本文展示了一种能够捕获视频时序信息的方法。该方法假定能时序性排序视频帧的函数(a function capable of ording the frames of a video)也能非常好的捕获视频中视觉上的演变(evolution of the appearance within the video)。因此本文的重点是,作者通过使用ranking machine学习这样的排序函数并且使用其对应的参数作为一个新的视频表征。并在通用动作识别数据集Hollywood2、HMDB51、细颗粒度的动作MPII-cooking activities和姿势数据集Chalearn中有7%-10%的提升。同时该方法是一种对视频视觉特征的编码,独立于特征提取方法,也就是说视觉特征提取方法越好,编码后对视频动作识别效果也能相应有提升。



  1. from temporal interest points over dense sampling to dense trajectories.
    1. [On space-time interest points]
    2. [Learning realistic human actions from movies]
    3. [Dense trajectories and motion boundary descriptors for action recognition]
  2. from gradient-based descriptors to motion-based and motion-compensated ones.
    1. [Better exploiting motion for better action recognition]
  3. adoption of powerful encoding schemes, Fisher Vectors.
    1. [Action recognition with improved trajectories]

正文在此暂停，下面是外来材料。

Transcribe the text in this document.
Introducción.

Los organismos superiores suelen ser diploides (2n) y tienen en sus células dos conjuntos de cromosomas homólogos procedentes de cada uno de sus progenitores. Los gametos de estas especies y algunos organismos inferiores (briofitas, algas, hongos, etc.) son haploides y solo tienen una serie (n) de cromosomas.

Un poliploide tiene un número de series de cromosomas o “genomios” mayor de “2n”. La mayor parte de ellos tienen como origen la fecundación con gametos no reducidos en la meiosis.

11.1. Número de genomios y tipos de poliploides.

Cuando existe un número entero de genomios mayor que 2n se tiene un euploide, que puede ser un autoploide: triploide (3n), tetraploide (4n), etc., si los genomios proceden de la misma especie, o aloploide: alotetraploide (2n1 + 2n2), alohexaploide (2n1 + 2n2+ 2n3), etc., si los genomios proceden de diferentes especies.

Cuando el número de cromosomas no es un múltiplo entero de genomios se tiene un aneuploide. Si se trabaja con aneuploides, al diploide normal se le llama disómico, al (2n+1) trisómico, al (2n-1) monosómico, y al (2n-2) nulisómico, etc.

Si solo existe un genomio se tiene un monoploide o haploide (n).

提到从视觉上建模时序的演变信息比较困难,研究者们提出了很多方法建模时序信息:HMM,CRF,deep network.

Modeling the video-wide temporal evolution of appearance in videos remains a challenging task, due to the large variability and complexity of video data. Actions are performed at largely varying speeds. Also the speed of the action often varies non-linearly within a single video.


Nevertheless, it is clear that many actions have a characteristic temporal ordering. More precisely, given all the frames of the video, we learn how to arrange them in chronological order, based on the content of the frames.


Modeling Video-wide temporal evolution (VideoDarwin)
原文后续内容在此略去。